Earlier this week, BBC sports presenter Dan Walker stirred the pot with a claim that Manchester United were eyeing up Mauricio Pochettino for the Old Trafford manager’s job.
It was vague phrasing — “three knowledgeable people have suggested” — but nonetheless plenty of people in the Spurs Twittersphere took the bait.
Personally, I don’t think Spurs fans should be at all perturbed. Even if United offered Pochettino the job, I’m pretty certain he would turn it down.
Manchester United fans may argue, “money always talks” and “you can’t turn down United because they are the biggest club in England”, but I don’t think that will be enough. Not this time.
If Pochettino is seeking a pay increase, Spurs are still a wealthy club and can pay Pochettino what he wants. At this point, he has the whip hand in any financial negotiations. Yes, money matters to everyone, but it matters to varying degrees to different individuals — Pochettino, for example, doesn’t even have an agent.

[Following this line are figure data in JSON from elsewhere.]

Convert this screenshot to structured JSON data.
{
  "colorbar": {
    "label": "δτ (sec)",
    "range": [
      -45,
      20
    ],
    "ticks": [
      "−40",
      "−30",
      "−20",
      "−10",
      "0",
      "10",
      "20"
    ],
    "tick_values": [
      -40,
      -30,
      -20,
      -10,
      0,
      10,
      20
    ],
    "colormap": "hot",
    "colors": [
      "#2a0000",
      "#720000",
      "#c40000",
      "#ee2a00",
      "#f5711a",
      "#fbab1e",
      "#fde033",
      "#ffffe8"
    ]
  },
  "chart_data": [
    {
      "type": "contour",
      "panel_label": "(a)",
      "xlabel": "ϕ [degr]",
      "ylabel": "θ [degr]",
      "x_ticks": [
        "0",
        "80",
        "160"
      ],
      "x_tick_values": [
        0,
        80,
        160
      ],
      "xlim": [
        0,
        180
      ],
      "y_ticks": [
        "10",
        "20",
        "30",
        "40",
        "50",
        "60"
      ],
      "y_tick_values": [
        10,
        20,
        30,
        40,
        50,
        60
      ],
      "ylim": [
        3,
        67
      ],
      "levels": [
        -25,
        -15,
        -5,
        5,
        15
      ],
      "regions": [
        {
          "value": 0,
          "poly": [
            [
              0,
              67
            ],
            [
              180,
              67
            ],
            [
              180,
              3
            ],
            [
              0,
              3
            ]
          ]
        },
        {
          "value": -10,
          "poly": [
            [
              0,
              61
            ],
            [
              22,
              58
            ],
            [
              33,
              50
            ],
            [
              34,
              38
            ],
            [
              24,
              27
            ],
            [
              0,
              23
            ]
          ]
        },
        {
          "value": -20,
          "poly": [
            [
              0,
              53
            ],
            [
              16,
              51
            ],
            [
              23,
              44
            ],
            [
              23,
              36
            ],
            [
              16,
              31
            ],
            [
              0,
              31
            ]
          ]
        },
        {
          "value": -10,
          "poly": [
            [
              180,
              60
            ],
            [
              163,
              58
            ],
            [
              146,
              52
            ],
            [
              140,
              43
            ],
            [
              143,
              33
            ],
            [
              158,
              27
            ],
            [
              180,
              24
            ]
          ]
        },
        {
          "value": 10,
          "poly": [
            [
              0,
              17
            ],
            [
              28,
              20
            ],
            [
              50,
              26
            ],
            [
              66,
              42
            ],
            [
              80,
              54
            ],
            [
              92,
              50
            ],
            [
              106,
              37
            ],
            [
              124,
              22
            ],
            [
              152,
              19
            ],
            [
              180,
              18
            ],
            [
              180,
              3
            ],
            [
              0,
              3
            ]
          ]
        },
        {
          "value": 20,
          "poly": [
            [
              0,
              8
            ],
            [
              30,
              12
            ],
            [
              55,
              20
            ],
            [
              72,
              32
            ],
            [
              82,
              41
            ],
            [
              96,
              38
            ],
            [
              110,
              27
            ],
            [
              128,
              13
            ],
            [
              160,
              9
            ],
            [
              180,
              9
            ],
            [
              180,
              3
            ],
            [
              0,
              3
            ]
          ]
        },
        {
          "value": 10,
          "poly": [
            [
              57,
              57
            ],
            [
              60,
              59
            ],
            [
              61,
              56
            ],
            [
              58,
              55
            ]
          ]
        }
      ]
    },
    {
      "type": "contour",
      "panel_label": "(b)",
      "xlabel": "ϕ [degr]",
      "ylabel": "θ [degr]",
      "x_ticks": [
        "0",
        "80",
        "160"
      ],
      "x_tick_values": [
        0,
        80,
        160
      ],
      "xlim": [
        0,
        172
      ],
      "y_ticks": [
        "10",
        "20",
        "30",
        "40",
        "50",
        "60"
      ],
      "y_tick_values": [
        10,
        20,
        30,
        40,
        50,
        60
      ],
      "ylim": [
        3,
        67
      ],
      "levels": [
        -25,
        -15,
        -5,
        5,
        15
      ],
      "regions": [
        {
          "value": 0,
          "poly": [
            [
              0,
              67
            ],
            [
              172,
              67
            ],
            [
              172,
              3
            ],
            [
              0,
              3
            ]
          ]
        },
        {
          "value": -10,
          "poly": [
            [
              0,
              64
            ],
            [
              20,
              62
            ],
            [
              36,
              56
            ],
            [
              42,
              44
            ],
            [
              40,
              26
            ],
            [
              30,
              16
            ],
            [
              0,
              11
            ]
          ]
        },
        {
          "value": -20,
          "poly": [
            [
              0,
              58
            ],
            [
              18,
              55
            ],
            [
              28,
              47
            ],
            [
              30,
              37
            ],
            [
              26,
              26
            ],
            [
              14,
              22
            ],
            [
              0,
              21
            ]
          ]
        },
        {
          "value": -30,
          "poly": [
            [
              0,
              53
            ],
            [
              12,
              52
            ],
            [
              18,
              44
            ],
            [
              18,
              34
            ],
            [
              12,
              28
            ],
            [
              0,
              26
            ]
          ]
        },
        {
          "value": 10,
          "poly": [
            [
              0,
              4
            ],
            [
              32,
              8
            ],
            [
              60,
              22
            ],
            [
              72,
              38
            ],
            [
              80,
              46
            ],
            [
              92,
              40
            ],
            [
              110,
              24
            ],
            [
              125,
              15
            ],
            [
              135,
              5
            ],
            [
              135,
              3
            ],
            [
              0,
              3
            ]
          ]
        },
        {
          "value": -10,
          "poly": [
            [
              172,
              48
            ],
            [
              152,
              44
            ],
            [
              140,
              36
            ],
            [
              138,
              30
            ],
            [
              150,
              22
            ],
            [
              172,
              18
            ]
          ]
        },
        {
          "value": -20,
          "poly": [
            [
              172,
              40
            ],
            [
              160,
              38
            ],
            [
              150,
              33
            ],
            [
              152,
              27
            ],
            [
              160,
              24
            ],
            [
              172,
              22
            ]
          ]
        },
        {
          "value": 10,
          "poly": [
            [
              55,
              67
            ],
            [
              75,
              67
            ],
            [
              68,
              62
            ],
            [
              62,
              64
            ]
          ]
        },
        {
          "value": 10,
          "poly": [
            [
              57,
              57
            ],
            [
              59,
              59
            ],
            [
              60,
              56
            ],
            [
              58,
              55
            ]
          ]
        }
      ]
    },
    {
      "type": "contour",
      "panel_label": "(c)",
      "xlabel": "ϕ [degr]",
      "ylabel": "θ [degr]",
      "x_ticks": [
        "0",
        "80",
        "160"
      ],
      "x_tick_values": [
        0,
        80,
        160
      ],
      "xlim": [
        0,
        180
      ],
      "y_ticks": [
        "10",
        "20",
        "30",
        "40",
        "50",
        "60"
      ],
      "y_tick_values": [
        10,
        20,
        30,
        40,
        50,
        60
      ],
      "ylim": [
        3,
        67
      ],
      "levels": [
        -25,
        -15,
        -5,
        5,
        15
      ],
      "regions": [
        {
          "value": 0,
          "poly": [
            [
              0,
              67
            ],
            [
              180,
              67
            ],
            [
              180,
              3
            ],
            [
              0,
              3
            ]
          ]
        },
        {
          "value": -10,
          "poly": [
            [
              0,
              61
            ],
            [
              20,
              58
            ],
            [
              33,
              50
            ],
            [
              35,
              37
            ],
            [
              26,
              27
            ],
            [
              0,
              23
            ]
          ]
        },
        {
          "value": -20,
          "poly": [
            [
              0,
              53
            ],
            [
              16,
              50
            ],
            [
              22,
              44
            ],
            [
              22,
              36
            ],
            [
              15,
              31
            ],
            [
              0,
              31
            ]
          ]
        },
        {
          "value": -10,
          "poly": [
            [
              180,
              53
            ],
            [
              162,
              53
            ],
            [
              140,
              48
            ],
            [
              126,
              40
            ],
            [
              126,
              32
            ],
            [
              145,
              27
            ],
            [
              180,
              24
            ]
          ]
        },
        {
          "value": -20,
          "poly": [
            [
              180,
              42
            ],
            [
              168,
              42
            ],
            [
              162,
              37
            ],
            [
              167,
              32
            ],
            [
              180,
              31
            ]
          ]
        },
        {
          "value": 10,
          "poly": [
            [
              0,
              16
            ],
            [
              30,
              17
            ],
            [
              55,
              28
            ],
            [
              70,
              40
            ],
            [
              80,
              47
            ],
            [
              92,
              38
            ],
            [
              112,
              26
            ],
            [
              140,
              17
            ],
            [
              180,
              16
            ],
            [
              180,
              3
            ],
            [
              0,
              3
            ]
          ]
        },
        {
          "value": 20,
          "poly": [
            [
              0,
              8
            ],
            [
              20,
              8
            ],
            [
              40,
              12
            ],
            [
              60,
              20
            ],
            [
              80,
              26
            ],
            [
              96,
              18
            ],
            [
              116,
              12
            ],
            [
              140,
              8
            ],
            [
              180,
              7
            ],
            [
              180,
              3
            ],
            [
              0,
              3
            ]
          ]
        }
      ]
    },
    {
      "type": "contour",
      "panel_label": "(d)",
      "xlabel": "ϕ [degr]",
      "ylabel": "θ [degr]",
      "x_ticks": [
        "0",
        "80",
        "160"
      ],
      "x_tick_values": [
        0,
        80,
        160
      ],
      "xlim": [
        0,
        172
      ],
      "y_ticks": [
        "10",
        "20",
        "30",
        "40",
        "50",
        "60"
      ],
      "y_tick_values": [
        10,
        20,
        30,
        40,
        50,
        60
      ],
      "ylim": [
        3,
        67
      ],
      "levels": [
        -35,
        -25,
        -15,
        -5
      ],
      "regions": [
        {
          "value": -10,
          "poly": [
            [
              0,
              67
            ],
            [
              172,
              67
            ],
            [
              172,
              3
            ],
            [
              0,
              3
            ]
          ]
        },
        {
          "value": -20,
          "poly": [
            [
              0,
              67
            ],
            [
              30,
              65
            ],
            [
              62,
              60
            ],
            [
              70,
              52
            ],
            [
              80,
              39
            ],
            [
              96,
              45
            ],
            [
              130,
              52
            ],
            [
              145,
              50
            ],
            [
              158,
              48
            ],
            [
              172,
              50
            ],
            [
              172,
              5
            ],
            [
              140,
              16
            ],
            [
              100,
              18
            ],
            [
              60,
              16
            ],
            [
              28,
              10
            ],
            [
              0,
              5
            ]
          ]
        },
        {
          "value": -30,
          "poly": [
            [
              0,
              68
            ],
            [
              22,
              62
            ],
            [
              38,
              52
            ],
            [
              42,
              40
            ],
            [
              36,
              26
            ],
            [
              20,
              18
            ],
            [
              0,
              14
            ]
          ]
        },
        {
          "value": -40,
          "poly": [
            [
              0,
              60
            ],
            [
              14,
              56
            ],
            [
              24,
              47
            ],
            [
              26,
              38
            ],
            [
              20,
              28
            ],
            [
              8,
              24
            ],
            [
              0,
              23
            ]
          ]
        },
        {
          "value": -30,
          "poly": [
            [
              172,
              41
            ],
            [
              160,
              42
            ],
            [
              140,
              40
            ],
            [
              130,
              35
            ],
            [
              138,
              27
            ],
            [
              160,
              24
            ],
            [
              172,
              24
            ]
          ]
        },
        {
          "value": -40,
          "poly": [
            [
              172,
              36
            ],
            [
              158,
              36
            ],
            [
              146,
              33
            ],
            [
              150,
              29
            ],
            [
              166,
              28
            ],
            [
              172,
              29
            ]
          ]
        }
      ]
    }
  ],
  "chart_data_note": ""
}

United are a bigger club in terms of revenues, brand and stadium size. But Spurs are building what will be the most spectacular and revenue-tastic stadium in the league. A top four finish, if we stay the course, should give the commercial revenue and global fan base a healthy boost. As it stands, United will not qualify for next season’s Champions League.
Pochettino had to spend an extremely difficult and risky 12 months “flushing the toilet”, in Gary Neville’s phrase, at Spurs. But now, he has the team just as he wants it — young, hungry, together. This Spurs team has just as good a chance of winning titles in the next five years as United.
Meanwhile, Pochettino is involved at all levels — watching the youth teams (his son is in one of them), and working closely with academy guru John McDermott (who has just rejected United). The likes of Harry Kane, Dele Alli and Eric Dier are seeing their careers taking off at Spurs — they don’t need to move to United to become stars, they already are. Same with Pochettino.
Meanwhile, United have carpetbagging owners, a decaying youth structure, a CEO with no football background, and a global fan base with no patience for the poor results and performances that a thorough rebuilding job would entail.
Pochettino isn’t stupid. He won’t stay out of loyalty, he’ll stay out of ambition.
The argument gets made that Pochettino walked out on Southampton for Spurs, and will do the same again. But that ignores key differences: the man who appointed him at Southampton, Nicola Cortese, had already left the club, while the team was about to be stripped of its best talent. Because he was ambitious, staying at Southampton in all probability meant, at best, staying the same. That’s not the situation at Spurs.
Spurs will only shake the impression of being a selling club when we stop selling our best players. There is no shortcut to this, just years and years of saying “no” to the likes of United until we are in a position to turn the tables and make bids for their stars.
We are going to get offers for the likes of Kane and Alli — big offers — but right now, Spurs have never had less incentive to sell. We don’t need income from player sales to make the stadium project work. What we need is a good team that is going to mean sold-out crowds and packed corporate boxes once it is complete.
If I was a United fan, I’d be thanking my lucky stars that Jose Mourinho is available. He will, through fair means or foul, ensure the United team is motivated and competitive for the next 2.5 seasons, buying time for the behind the scenes rebuilding that is so evidently needed at Old Trafford in the wake of the Fergie era.
Man Utd would be crazy not to appoint Mourinho, but one can only wonder at the thought process going on at senior levels of that club. It wouldn’t be a surprise if they tried to hire Pochettino, but right now, I’d be shocked if he said “yes”.